If you're a woman with ADHD, there's a good chance you've spent years tying your sense of self-worth to your effort. Not results. Not impact. Effort. The tasks completed. The inbox zeroed. When the day ends with half the list untouched, you don't just feel behind. You feel like you are the problem.
This isn't a time management issue, and it's the same pattern whether you're running a business, managing a team, or running a household.
Your brain wasn’t designed for the assembly line
The ADHD brain is wired for interest-based motivation, not task-based compliance. Dopamine dysregulation means we struggle to initiate, sustain, and shift attention. Not because of laziness, but because of how our brains process reward and urgency.
In plain English, your brain is not a factory. It’s more like a jazz musician. Brilliant, improvisational, and totally uninterested in playing the same thing over and over again. The problem is that most productivity systems were designed for linear, non-ADHD brains. Forcing an ADHD brain to run on one is like asking a jazz musician to play the same sheet music, note for note, every day forever. She can. She’ll also stop showing up.
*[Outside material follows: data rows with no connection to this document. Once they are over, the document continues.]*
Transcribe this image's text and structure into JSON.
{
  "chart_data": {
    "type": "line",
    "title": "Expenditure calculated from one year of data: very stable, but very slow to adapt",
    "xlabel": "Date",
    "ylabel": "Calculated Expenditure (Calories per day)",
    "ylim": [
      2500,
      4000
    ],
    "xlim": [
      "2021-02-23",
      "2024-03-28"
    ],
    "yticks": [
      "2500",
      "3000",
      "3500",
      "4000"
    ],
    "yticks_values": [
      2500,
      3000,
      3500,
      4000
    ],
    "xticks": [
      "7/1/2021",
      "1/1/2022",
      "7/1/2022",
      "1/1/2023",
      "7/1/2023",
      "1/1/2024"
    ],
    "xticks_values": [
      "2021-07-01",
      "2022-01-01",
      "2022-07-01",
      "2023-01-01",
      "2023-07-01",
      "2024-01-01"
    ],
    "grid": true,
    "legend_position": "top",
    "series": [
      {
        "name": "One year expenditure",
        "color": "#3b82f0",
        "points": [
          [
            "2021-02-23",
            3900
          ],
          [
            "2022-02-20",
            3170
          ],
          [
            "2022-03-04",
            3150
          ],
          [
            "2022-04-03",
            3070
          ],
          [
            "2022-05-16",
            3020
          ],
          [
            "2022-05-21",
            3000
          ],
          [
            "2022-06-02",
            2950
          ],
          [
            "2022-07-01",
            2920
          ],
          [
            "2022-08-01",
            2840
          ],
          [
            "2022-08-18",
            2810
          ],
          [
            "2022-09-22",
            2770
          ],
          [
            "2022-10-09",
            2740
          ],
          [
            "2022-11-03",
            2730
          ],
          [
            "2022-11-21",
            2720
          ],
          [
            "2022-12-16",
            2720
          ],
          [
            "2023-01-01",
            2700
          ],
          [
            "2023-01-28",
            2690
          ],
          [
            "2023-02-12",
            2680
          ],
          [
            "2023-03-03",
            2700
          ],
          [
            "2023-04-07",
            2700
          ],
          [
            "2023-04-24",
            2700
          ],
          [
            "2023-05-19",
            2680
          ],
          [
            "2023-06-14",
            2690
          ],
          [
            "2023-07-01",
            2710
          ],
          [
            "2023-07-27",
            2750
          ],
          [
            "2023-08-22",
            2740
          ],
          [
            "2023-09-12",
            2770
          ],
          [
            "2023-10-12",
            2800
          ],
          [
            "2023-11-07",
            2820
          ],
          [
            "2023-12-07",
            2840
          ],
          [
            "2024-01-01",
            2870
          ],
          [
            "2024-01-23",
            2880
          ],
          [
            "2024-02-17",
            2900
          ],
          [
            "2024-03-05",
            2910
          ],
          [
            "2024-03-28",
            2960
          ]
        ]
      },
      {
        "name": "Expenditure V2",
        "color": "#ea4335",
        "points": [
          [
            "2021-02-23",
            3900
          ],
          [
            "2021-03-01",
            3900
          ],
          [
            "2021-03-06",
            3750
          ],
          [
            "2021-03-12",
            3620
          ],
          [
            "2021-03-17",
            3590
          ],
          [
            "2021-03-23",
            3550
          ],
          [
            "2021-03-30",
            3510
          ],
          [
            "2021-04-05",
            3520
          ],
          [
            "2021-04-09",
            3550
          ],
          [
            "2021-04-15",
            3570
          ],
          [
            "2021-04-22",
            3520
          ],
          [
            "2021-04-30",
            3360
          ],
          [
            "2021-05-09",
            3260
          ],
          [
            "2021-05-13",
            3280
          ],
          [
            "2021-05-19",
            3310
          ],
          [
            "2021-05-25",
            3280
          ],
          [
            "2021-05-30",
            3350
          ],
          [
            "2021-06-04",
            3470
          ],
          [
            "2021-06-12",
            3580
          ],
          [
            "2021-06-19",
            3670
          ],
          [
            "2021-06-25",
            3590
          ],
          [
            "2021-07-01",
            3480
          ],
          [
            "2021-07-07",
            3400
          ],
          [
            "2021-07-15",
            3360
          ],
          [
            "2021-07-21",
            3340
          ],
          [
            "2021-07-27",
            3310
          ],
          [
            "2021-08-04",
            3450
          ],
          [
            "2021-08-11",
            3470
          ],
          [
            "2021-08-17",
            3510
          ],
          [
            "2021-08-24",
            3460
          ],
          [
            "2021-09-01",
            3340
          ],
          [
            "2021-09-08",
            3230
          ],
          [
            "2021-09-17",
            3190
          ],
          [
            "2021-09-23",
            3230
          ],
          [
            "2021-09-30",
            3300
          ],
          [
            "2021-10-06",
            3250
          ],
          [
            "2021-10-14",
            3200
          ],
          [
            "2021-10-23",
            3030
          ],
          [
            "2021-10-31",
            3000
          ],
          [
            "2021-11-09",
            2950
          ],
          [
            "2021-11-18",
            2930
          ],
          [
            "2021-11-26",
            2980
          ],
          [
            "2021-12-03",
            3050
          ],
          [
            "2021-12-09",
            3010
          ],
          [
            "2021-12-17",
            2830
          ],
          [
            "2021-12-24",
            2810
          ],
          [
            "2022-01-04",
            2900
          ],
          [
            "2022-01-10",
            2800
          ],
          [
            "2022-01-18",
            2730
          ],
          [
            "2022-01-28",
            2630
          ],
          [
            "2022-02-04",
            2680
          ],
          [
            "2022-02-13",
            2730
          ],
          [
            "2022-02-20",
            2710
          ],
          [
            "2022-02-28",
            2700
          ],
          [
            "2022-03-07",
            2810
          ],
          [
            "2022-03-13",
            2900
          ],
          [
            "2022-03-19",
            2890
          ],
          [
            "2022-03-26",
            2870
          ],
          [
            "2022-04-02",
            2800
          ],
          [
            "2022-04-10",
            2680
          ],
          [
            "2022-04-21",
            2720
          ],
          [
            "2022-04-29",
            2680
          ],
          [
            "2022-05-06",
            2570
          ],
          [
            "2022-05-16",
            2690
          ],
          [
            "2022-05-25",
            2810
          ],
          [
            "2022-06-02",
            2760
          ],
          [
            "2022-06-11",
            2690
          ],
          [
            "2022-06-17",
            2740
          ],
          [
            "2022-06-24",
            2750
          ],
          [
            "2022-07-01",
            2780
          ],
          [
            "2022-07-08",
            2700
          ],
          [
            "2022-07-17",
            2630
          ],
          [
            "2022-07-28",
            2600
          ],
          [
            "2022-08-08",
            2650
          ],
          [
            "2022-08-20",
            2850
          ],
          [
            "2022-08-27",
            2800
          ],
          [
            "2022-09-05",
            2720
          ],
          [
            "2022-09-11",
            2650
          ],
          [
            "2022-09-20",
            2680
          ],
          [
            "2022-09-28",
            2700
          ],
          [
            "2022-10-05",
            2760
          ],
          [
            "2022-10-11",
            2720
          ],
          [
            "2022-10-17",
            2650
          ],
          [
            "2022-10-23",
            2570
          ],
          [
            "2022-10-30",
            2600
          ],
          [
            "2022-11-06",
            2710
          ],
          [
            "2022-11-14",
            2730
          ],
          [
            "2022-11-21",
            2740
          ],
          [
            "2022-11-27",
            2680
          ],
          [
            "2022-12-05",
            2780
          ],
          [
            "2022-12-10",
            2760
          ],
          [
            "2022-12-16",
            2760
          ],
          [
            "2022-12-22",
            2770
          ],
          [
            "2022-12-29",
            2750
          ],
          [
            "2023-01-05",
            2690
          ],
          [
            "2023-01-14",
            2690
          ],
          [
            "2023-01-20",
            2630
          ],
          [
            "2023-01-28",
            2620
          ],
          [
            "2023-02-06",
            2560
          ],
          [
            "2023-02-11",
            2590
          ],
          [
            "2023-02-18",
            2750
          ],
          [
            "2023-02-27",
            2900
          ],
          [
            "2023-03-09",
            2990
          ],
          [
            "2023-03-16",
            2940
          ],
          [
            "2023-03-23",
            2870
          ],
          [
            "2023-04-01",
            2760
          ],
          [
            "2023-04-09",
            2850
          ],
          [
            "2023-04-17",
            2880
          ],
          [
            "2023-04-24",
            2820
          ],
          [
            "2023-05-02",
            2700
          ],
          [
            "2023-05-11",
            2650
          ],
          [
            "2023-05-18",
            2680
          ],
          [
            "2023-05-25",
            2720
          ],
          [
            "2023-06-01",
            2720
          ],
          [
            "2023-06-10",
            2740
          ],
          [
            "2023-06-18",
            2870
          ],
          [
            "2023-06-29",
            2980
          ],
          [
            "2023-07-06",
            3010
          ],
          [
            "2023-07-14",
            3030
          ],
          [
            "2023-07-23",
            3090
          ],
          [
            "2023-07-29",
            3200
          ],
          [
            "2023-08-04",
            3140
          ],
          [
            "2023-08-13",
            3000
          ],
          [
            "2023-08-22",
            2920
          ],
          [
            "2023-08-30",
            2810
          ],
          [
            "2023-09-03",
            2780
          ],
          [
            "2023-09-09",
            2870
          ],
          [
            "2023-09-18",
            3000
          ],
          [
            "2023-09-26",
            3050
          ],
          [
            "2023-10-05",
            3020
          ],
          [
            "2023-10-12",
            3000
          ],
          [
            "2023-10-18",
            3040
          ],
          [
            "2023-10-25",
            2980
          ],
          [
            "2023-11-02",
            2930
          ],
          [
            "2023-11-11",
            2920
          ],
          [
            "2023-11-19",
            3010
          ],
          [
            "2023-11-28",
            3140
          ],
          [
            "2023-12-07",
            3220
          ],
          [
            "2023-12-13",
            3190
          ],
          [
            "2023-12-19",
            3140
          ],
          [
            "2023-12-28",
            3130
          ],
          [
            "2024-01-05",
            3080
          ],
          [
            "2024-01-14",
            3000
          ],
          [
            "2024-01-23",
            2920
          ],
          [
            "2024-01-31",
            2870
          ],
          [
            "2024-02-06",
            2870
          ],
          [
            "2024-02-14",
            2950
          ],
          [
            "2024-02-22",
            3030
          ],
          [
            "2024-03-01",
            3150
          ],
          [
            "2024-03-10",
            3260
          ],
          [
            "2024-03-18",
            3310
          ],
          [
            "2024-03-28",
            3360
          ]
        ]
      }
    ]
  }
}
And if you've been told your whole life that the struggle is a character flaw (lazy, scattered, too much, not enough), you eventually believe your value is conditional on your effort.
I've had this conversation more times than I can count. Recently, three clients in a single week brought the same theme to their coaching calls, independently. Each one felt frustrated and convinced she was failing. Each one had, objectively, a productive week. But because there were unchecked boxes, they felt worthless. Not just unproductive. Worthless.
That’s not a planning problem. That’s a trauma response.